Exploring The Demographics
If there’s a critique of the hard seltzer category, it’s that the companies involved seem reluctant to acknowledge what is readily apparent to anyone who’s encountered hard seltzer in a social setting; namely, that it’s a phenomenon driven by women. Producers have resolutely trafficked in gender-neutral messaging and visuals, refusing to speak directly to their core consumers. While last year was a down year for Bon Viv, A-B InBev deserves credit for recognizing their clientele and tailoring a brand identity to them.
“Bon Viv is a sophisticated hard seltzer option whose consumers are primarily women in their 30s living a bold and unapologetic lifestyle,” A-B InBev senior director of marketing for beyond beer Kristina Punwani says. “Last year, we teamed up with Priyanka Chopra Jonas, who joined the team as our creative advisor, and have launched a number of women-focused initiatives.” Together, Bon Viv and Chopra Jonas launched the #TogetherWomenRise campaign to give $100,000 to women and their businesses at the start of the Covid-19 pandemic, partnered with local retailers in key markets to curate gift boxes that encouraged consumers to celebrate small moments at home, and also released a Holiday Gift Box with women-owned company Helena Quinn to cap off the year. “Through each campaign, we wanted to connect with our consumers while they were in quarantine by providing them with everything they needed to make special moments from the safety of their own homes,” Punwani says. The partnership with Chopra Jonas has also led to the latest flavor innovation for Bon Viv, Raspberry Dragonfruit, which is now available nationwide.
One brand in the top ten distinguishes itself by bucking the malt beverage trend and instead using real spirits as its base. High Noon Sun Sips, from E.& J. Distillers, reached 3 million cases last year as the only premium player of the bunch. The brand’s various flavors are all made with vodka and flavors from real fruit. “With High Noon, we have a tiger by the tail,” says Britt West, Gallo’s vice president and general manager for spirits. “In IRI and Nielsen data, we’re No.-3 after White Claw and Truly in a number of key retailers around the country. We looked at the space, and everything was malt or sugar beer-based. We saw an opportunity, by using a vodka base and real fruit juice, to attract a consumer who’s willing to trade up to a premium offering. Almost 10% of any category is going to be premium, and hard seltzer is already a very big category, so we’ll be happy to have that premium end.”
The rest of the top ten comprises new entrants to the field. Constellation Brands launched Corona Seltzer last year to an initial 7.5 million cases. The spin-off brand comes in 12-pack variety packs of slim cans that, like many of its competitors, feature fruit flavors including mango, cherry, lime, raspberry, and passionfruit, among others. Molson Coors’ Vizzy brand also debuted in 2020 to 3.8 million cases, while Diageo extended its Smirnoff Ice and Smirnoff Spiked portfolio to include Spiked Sparkling, which rose to 3.7 million cases last year. Wild Basin, produced by Oskar Blues Brewery, reached the 1-million-case mark in a huge victory for a craft brewery directly competing with the industry’s mega-players.

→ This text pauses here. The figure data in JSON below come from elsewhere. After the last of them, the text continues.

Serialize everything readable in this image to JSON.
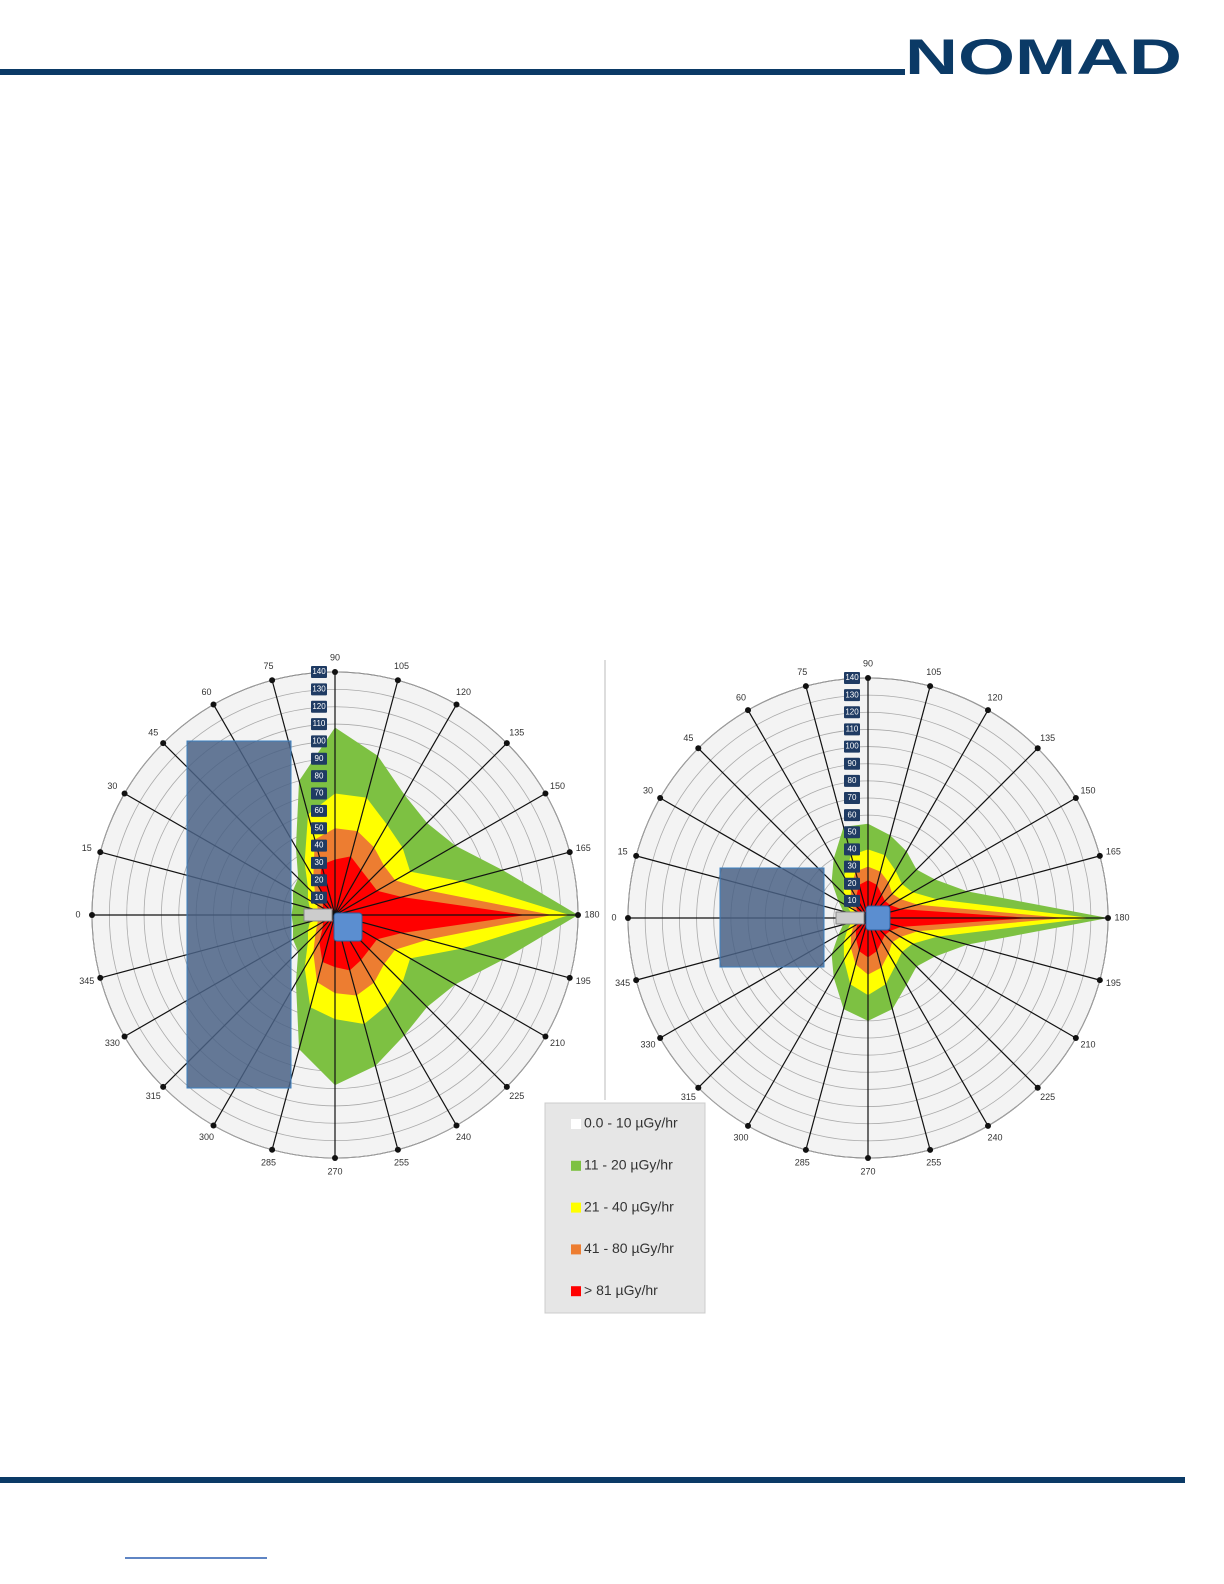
{
  "header": {
    "logo": "NOMAD"
  },
  "figure": {
    "charts": [
      {
        "angle_labels": [
          0,
          15,
          30,
          45,
          60,
          75,
          90,
          105,
          120,
          135,
          150,
          165,
          180,
          195,
          210,
          225,
          240,
          255,
          270,
          285,
          300,
          315,
          330,
          345
        ],
        "radial_labels": [
          10,
          20,
          30,
          40,
          50,
          60,
          70,
          80,
          90,
          100,
          110,
          120,
          130,
          140
        ],
        "rlim": [
          0,
          140
        ],
        "zones": [
          {
            "color": "#7dc142",
            "radii": [
              25,
              25,
              28,
              30,
              45,
              80,
              108,
              95,
              80,
              75,
              80,
              100,
              140,
              100,
              80,
              75,
              80,
              90,
              98,
              80,
              45,
              30,
              28,
              25
            ]
          },
          {
            "color": "#ffff00",
            "radii": [
              15,
              15,
              18,
              22,
              35,
              60,
              70,
              70,
              60,
              55,
              50,
              75,
              135,
              75,
              50,
              55,
              60,
              65,
              60,
              55,
              35,
              22,
              18,
              15
            ]
          },
          {
            "color": "#ed7d31",
            "radii": [
              10,
              10,
              12,
              16,
              25,
              45,
              50,
              50,
              45,
              40,
              40,
              55,
              125,
              55,
              40,
              40,
              45,
              48,
              45,
              40,
              25,
              16,
              12,
              10
            ]
          },
          {
            "color": "#ff0000",
            "radii": [
              6,
              6,
              8,
              10,
              18,
              30,
              32,
              35,
              30,
              28,
              28,
              40,
              110,
              40,
              28,
              28,
              30,
              33,
              30,
              28,
              18,
              10,
              8,
              6
            ]
          }
        ]
      },
      {
        "angle_labels": [
          0,
          15,
          30,
          45,
          60,
          75,
          90,
          105,
          120,
          135,
          150,
          165,
          180,
          195,
          210,
          225,
          240,
          255,
          270,
          285,
          300,
          315,
          330,
          345
        ],
        "radial_labels": [
          10,
          20,
          30,
          40,
          50,
          60,
          70,
          80,
          90,
          100,
          110,
          120,
          130,
          140
        ],
        "rlim": [
          0,
          140
        ],
        "zones": [
          {
            "color": "#7dc142",
            "radii": [
              12,
              15,
              20,
              30,
              40,
              55,
              55,
              50,
              45,
              40,
              45,
              60,
              140,
              60,
              45,
              40,
              45,
              55,
              60,
              55,
              40,
              30,
              20,
              15
            ]
          },
          {
            "color": "#ffff00",
            "radii": [
              8,
              10,
              14,
              20,
              28,
              38,
              40,
              38,
              32,
              28,
              30,
              42,
              130,
              42,
              30,
              28,
              32,
              40,
              45,
              40,
              28,
              20,
              14,
              10
            ]
          },
          {
            "color": "#ed7d31",
            "radii": [
              6,
              7,
              10,
              14,
              20,
              28,
              30,
              28,
              24,
              20,
              22,
              30,
              115,
              30,
              22,
              20,
              24,
              30,
              33,
              28,
              20,
              14,
              10,
              7
            ]
          },
          {
            "color": "#ff0000",
            "radii": [
              4,
              5,
              7,
              10,
              14,
              20,
              22,
              20,
              16,
              14,
              15,
              20,
              95,
              20,
              15,
              14,
              16,
              20,
              23,
              20,
              14,
              10,
              7,
              5
            ]
          }
        ]
      }
    ],
    "legend": [
      {
        "label": "0.0 - 10 µGy/hr",
        "color": "#ffffff"
      },
      {
        "label": "11 - 20 µGy/hr",
        "color": "#7dc142"
      },
      {
        "label": "21 - 40 µGy/hr",
        "color": "#ffff00"
      },
      {
        "label": "41 - 80 µGy/hr",
        "color": "#ed7d31"
      },
      {
        "label": "> 81 µGy/hr",
        "color": "#ff0000"
      }
    ]
  }
}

Not everyone is pleased with seltzer’s explosive growth however. “I think it’s definitely eating into our business,” said Böen Wines proprietor Joeseph Wagner at M. Shanken Communication’s Impact Seminar in March 2020. “I find it interesting because it’s at the intersection of health and wellness and authenticity, but you’re looking at a malt beverage that has flavoring.” The wine world, he added, needs to do a better job of courting a market that’s looking for authentic products. Jim Clerkin, also speaking at the Seminar, sees hard seltzers as more than a fad. “I think they’re going to be internationalized,” he said, pointing to natural fruit flavors as a possible future for the category.